L’Egypte est secouée par une vague d’attentats visant les forces de l’ordre depuis que l’armée a destitué et emprisonné le président islamiste élu Mohamed Morsi en juillet 2013. Ils sont revendiqués par des groupes djihadistes qui disent agir en représailles à la sanglante répression des partisans de Morsi.

« Trois éléments terroristes des Frères musulmans étaient à bord d’une voiture roulant dans l’est d’Alexandrie quand la bombe qu’ils transportaient a explosé », a assuré à l’AFP Hani Abdel Latif, porte-parole du ministère de l’Intérieur.

Un occupant a été tué, les deux autres, blessés, ont été arrêtés, a-t-il ajouté, sans plus de détail.

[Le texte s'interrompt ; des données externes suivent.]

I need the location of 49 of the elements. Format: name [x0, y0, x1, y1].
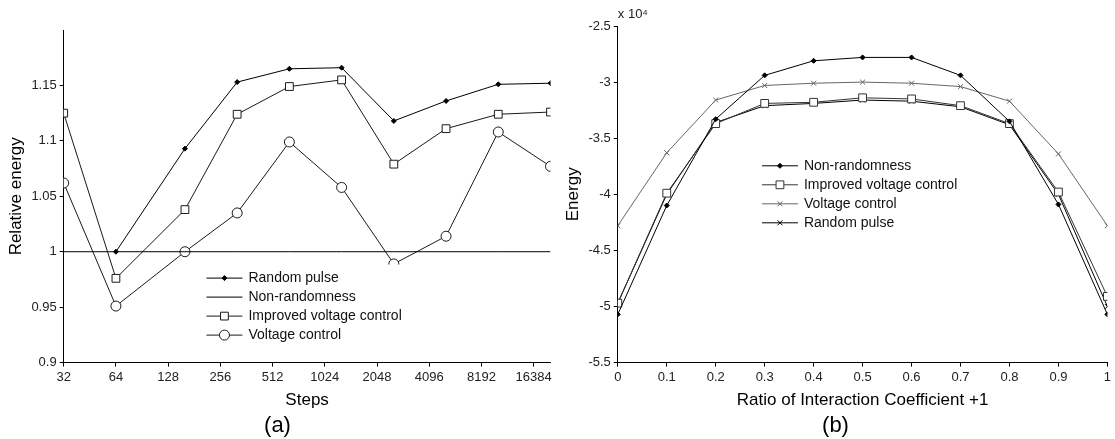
text: x 10⁴	[617, 6, 648, 22]
legend-label: Improved voltage control	[803, 175, 958, 192]
x-axis-title: Ratio of Interaction Coefficient +1	[736, 390, 989, 410]
y-axis-title: Energy	[562, 166, 582, 222]
legend-label: Voltage control	[248, 325, 342, 342]
y-tick-label: -5	[599, 298, 611, 314]
y-tick-label: -3.5	[588, 129, 611, 145]
x-tick-label: 0.7	[951, 368, 970, 384]
x-tick-label: 0.4	[804, 368, 823, 384]
x-tick-label: 0.3	[755, 368, 774, 384]
y-axis-title: Relative energy	[5, 136, 25, 256]
x-tick-label: 8192	[467, 368, 496, 384]
y-tick-label: 1.1	[38, 132, 57, 148]
text: (a)	[264, 411, 291, 437]
y-tick-label: 1.15	[31, 77, 57, 93]
y-tick-label: 1.05	[31, 187, 57, 203]
x-tick-label: 16384	[515, 368, 552, 384]
x-tick-label: 1024	[310, 368, 340, 384]
text: (b)	[822, 411, 849, 437]
y-tick-label: -4.5	[588, 241, 611, 257]
x-tick-label: 64	[108, 368, 124, 384]
legend-label: Voltage control	[803, 194, 897, 211]
legend-label: Non-randomness	[803, 156, 912, 173]
x-tick-label: 4096	[414, 368, 444, 384]
legend-label: Improved voltage control	[248, 306, 402, 323]
x-tick-label: 2048	[362, 368, 392, 384]
x-tick-label: 1	[1103, 368, 1111, 384]
y-tick-label: 0.95	[31, 298, 57, 314]
x-tick-label: 0.1	[657, 368, 676, 384]
legend-label: Random pulse	[803, 213, 895, 230]
x-tick-label: 128	[157, 368, 179, 384]
y-tick-label: -5.5	[588, 354, 611, 370]
y-tick-label: -4	[599, 185, 611, 201]
x-tick-label: 0.2	[706, 368, 725, 384]
x-tick-label: 0.8	[1000, 368, 1019, 384]
y-tick-label: 1	[49, 243, 57, 259]
x-tick-label: 0	[614, 368, 622, 384]
x-tick-label: 512	[261, 368, 284, 384]
x-tick-label: 32	[56, 368, 71, 384]
x-tick-label: 0.5	[853, 368, 872, 384]
x-tick-label: 0.6	[902, 368, 921, 384]
y-tick-label: -3	[599, 73, 611, 89]
x-axis-title: Steps	[285, 390, 329, 410]
y-tick-label: 0.9	[38, 354, 57, 370]
legend-label: Random pulse	[248, 268, 339, 285]
legend-label: Non-randomness	[248, 287, 356, 304]
x-tick-label: 0.9	[1049, 368, 1068, 384]
x-tick-label: 256	[209, 368, 232, 384]
y-tick-label: -2.5	[588, 17, 611, 33]
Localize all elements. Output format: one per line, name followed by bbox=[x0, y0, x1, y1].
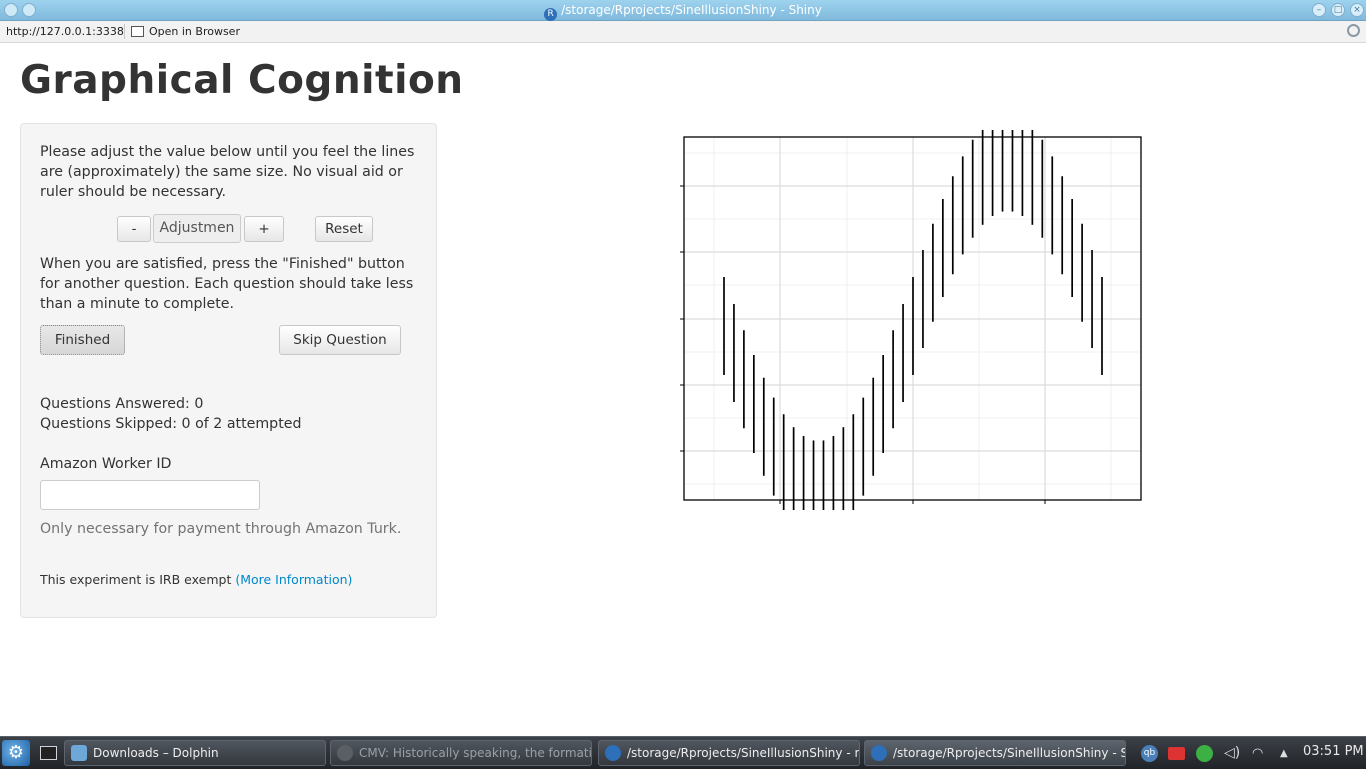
sine-illusion-plot bbox=[680, 130, 1142, 510]
window-titlebar: R/storage/Rprojects/SineIllusionShiny - … bbox=[0, 0, 1366, 21]
adjustment-input[interactable]: Adjustmen bbox=[153, 214, 241, 243]
r-icon bbox=[605, 745, 621, 761]
finished-button[interactable]: Finished bbox=[40, 325, 125, 355]
task-shiny[interactable]: /storage/Rprojects/SineIllusionShiny - S… bbox=[864, 740, 1126, 766]
control-panel: Please adjust the value below until you … bbox=[20, 123, 437, 618]
window-title: R/storage/Rprojects/SineIllusionShiny - … bbox=[0, 3, 1366, 21]
worker-id-help: Only necessary for payment through Amazo… bbox=[40, 521, 402, 537]
task-browser-label: CMV: Historically speaking, the formatio… bbox=[359, 746, 592, 760]
wifi-icon[interactable]: ◠ bbox=[1252, 746, 1264, 761]
qbittorrent-icon[interactable]: qb bbox=[1141, 745, 1158, 762]
r-icon bbox=[871, 745, 887, 761]
window-menu-icon[interactable] bbox=[4, 3, 18, 17]
task-shiny-label: /storage/Rprojects/SineIllusionShiny - S… bbox=[893, 746, 1126, 760]
questions-skipped: Questions Skipped: 0 of 2 attempted bbox=[40, 416, 302, 432]
maximize-icon[interactable]: □ bbox=[1331, 3, 1345, 17]
r-app-icon: R bbox=[544, 8, 558, 21]
irb-notice: This experiment is IRB exempt (More Info… bbox=[40, 570, 425, 590]
address-separator bbox=[124, 24, 125, 39]
kde-menu-icon[interactable]: ⚙ bbox=[2, 740, 30, 766]
satisfied-text: When you are satisfied, press the "Finis… bbox=[40, 256, 414, 312]
minimize-icon[interactable]: – bbox=[1312, 3, 1326, 17]
worker-id-label: Amazon Worker ID bbox=[40, 456, 172, 472]
folder-icon bbox=[71, 745, 87, 761]
terminal-icon[interactable] bbox=[40, 746, 57, 760]
task-rstudio[interactable]: /storage/Rprojects/SineIllusionShiny - m bbox=[598, 740, 860, 766]
volume-icon[interactable]: ◁) bbox=[1224, 745, 1241, 761]
open-in-browser-button[interactable]: Open in Browser bbox=[131, 23, 240, 40]
skip-question-button[interactable]: Skip Question bbox=[279, 325, 401, 355]
task-dolphin[interactable]: Downloads – Dolphin bbox=[64, 740, 326, 766]
task-rstudio-label: /storage/Rprojects/SineIllusionShiny - m bbox=[627, 746, 860, 760]
window-icon bbox=[131, 26, 144, 37]
open-in-browser-label: Open in Browser bbox=[149, 25, 240, 38]
address-bar: http://127.0.0.1:3338 Open in Browser bbox=[0, 21, 1366, 43]
browser-icon bbox=[337, 745, 353, 761]
gmail-icon[interactable] bbox=[1168, 747, 1185, 760]
taskbar: ⚙ Downloads – Dolphin CMV: Historically … bbox=[0, 736, 1366, 769]
task-browser[interactable]: CMV: Historically speaking, the formatio… bbox=[330, 740, 592, 766]
decrease-button[interactable]: - bbox=[117, 216, 151, 242]
reset-button[interactable]: Reset bbox=[315, 216, 373, 242]
more-information-link[interactable]: (More Information) bbox=[235, 572, 353, 587]
task-dolphin-label: Downloads – Dolphin bbox=[93, 746, 219, 760]
instructions-text: Please adjust the value below until you … bbox=[40, 144, 415, 200]
clock: 03:51 PM bbox=[1303, 744, 1364, 759]
reload-icon[interactable] bbox=[1347, 24, 1360, 37]
window-pin-icon[interactable] bbox=[22, 3, 36, 17]
tray-expand-icon[interactable]: ▲ bbox=[1280, 748, 1288, 759]
worker-id-input[interactable] bbox=[40, 480, 260, 510]
irb-text: This experiment is IRB exempt bbox=[40, 572, 236, 587]
status-icon[interactable] bbox=[1196, 745, 1213, 762]
window-title-text: /storage/Rprojects/SineIllusionShiny - S… bbox=[561, 3, 822, 17]
url-text[interactable]: http://127.0.0.1:3338 bbox=[6, 25, 124, 38]
plot-segments bbox=[723, 130, 1103, 510]
increase-button[interactable]: + bbox=[244, 216, 284, 242]
questions-answered: Questions Answered: 0 bbox=[40, 396, 204, 412]
plot-ticks bbox=[680, 185, 1046, 504]
page-title: Graphical Cognition bbox=[20, 58, 464, 103]
close-icon[interactable]: × bbox=[1350, 3, 1364, 17]
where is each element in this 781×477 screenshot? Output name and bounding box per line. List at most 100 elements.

La confrérie des Frères musulmans de Morsi, qui avait remporté toutes les élections entre la chute de Hosni Moubarak début 2011 et la destitution de Morsi, a été décrétée « organisation terroriste » par le nouveau pouvoir qui l’accuse systématiquement d’être à l’origine des attentats. Mais les Frères musulmans le nient et dénoncent régulièrement ces attaques.

Celles-ci sont revendiquées le plus souvent par deux groupes djihadistes, dont un, Ansar Beït al-Maqdess, ayant fait allégeance au groupe Etat islamique.

Ils disent agir contre les policiers et les soldats pour venger plus de 1 400 manifestants pro-Morsi tués par les forces de l’ordre depuis juillet 2013 et les plus de 15 000 membres des Frères musulmans ou sympathisants emprisonnés.

Selon le gouvernement du président Abdel Fattah al-Sissi, l’ex chef de l’armée tombeur de Morsi et élu chef de l’Etat en mai 2014, plus de 500 policiers et soldats ont été tués dans des attaques en un an et demi en Egypte.